Maar de zaak was helemaal niet opgelost. Een paar dagen later schrok de moeder toen ze van nabij de open brandwonde bekeek. Er was geen cent in huis om naar het dispensarium te gaan. Naar aloude gewoonte legde ze stukjes gedroogd bananenblad op de wonde om het vocht weg te trekken. Maar de kwetsuur verergerde nog. In het midden van de open brandwonde kwam een vuile zwarte korst en een donker vocht liep over de voorarm.

In een dorp lopen de nieuwsjes snel rond, maar na een tijdje viel de roddel vanzelf weer stil. Tenslotte doet iedereen met zijn kinderen wat hij zelf wil en niemand heeft daar zijn neus in te steken. Zo is het toch altijd geweest. Maar ditmaal gooide iemand een knuppel in het hoenderhok. Saintil en zijn comité stuurde een brief waarbij Modliens moeder werd uitgenodigd voor een gesprek over die brandwonden.

Indien geen gevolg wordt gegeven aan deze oproep, ondernemen we gerechtelijke stappen”, zo luidde de tekst.
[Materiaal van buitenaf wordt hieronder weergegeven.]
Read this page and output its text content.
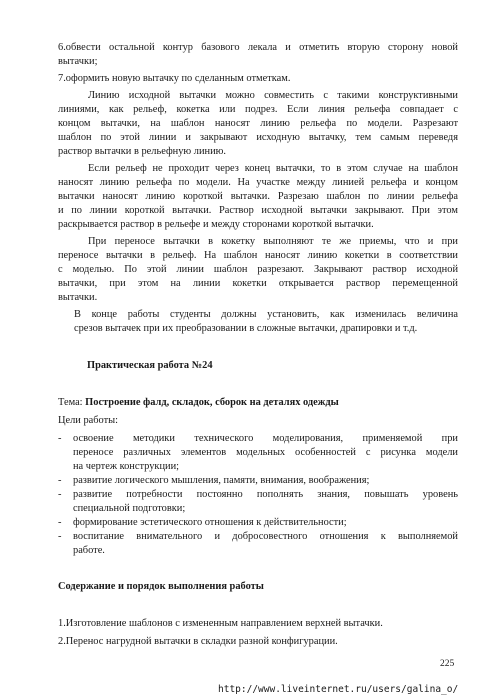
6.обвести остальной контур базового лекала и отметить вторую сторону новой
вытачки;
7.оформить новую вытачку по сделанным отметкам.
Линию исходной вытачки можно совместить с такими конструктивными
линиями, как рельеф, кокетка или подрез. Если линия рельефа совпадает с
концом вытачки, на шаблон наносят линию рельефа по модели. Разрезают
шаблон по этой линии и закрывают исходную вытачку, тем самым переведя
раствор вытачки в рельефную линию.
Если рельеф не проходит через конец вытачки, то в этом случае на шаблон
наносят линию рельефа по модели. На участке между линией рельефа и концом
вытачки наносят линию короткой вытачки. Разрезаю шаблон по линии рельефа
и по линии короткой вытачки. Раствор исходной вытачки закрывают. При этом
раскрывается раствор в рельефе и между сторонами короткой вытачки.
При переносе вытачки в кокетку выполняют те же приемы, что и при
переносе вытачки в рельеф. На шаблон наносят линию кокетки в соответствии
с моделью. По этой линии шаблон разрезают. Закрывают раствор исходной
вытачки, при этом на линии кокетки открывается раствор перемещенной
вытачки.
В конце работы студенты должны установить, как изменилась величина
срезов вытачек при их преобразовании в сложные вытачки, драпировки и т.д.
Практическая работа №24
Тема: Построение фалд, складок, сборок на деталях одежды
Цели работы:
-	освоение методики технического моделирования, применяемой при
переносе различных элементов модельных особенностей с рисунка модели
на чертеж конструкции;
-	развитие логического мышления, памяти, внимания, воображения;
-	развитие потребности постоянно пополнять знания, повышать уровень
специальной подготовки;
-	формирование эстетического отношения к действительности;
-	воспитание внимательного и добросовестного отношения к выполняемой
работе.
Содержание и порядок выполнения работы
1.Изготовление шаблонов с измененным направлением верхней вытачки.
2.Перенос нагрудной вытачки в складки разной конфигурации.
225
http://www.liveinternet.ru/users/galina_o/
Links bovenaan was er een stempel met het embleem van een weegschaal. Onderaan stonden een paar handtekeningen in naam van “Jistis ak Lapè” (Rechtvaardigheid en Vrede).

De brief sloeg in bij de bevolking. Iedereen wist dat Saintil geregeld samenkomt met een groep die het heeft over wetten en petities, over de rechten en de plichten van elke mens. Maar dat iemand zich mengde met de inwendige keuken van een gezin, dat was nog nooit gebeurd. Anderzijds, een brief met een stempel leg je niet zomaar naast je neer.

Bij het onderhoud vielen geen harde woorden. De moeder van Modlien bleek geen koele folteraarster te zijn, maar een moeder ten einde raad. Maanden geleden was haar man over de grens getrokken om in het buurland geld te verdienen voor zijn gezin. Niets hadden ze van hem nog gehoord, geen cent hadden ze gezien. Dagelijks zat de vrouw op de markt om tweedehandse kledij te verkopen. Overleven met haar gezin was een hele opdracht; die roddel was de druppel die de emmer deed overlopen. De moeder snikte van spijt en verdriet.

Met al zijn wijsheid sprak Saintil toen enkele verzoenende woorden. Kinderen verdienen soms een straf, maar de ouders moeten zoeken naar een aangepaste straf. Modlien is een knap meisje en niemand zou graag zien dat ze gehandicapt door het leven moest gaan. Het comité zou instaan voor de medische verzorging, maar wat gebeurd was, mocht zich niet meer herhalen. Iedereen was tevreden met deze regeling.

Vooraleer terug naar school te gaan, kwam Modllien zoals afgesproken haar hand tonen. Er waren een paar littekens, wellicht voor altijd, maar voor de rest was de wonde schoon dicht en genezen. Geen spoor meer van vocht of etter.

Zonder het te beseffen, heeft Modlien een stukje geschiedenis geschreven. Voortaan bestaan de “Rechten van het Kind” ook in het heuvelland waar Modlien woont.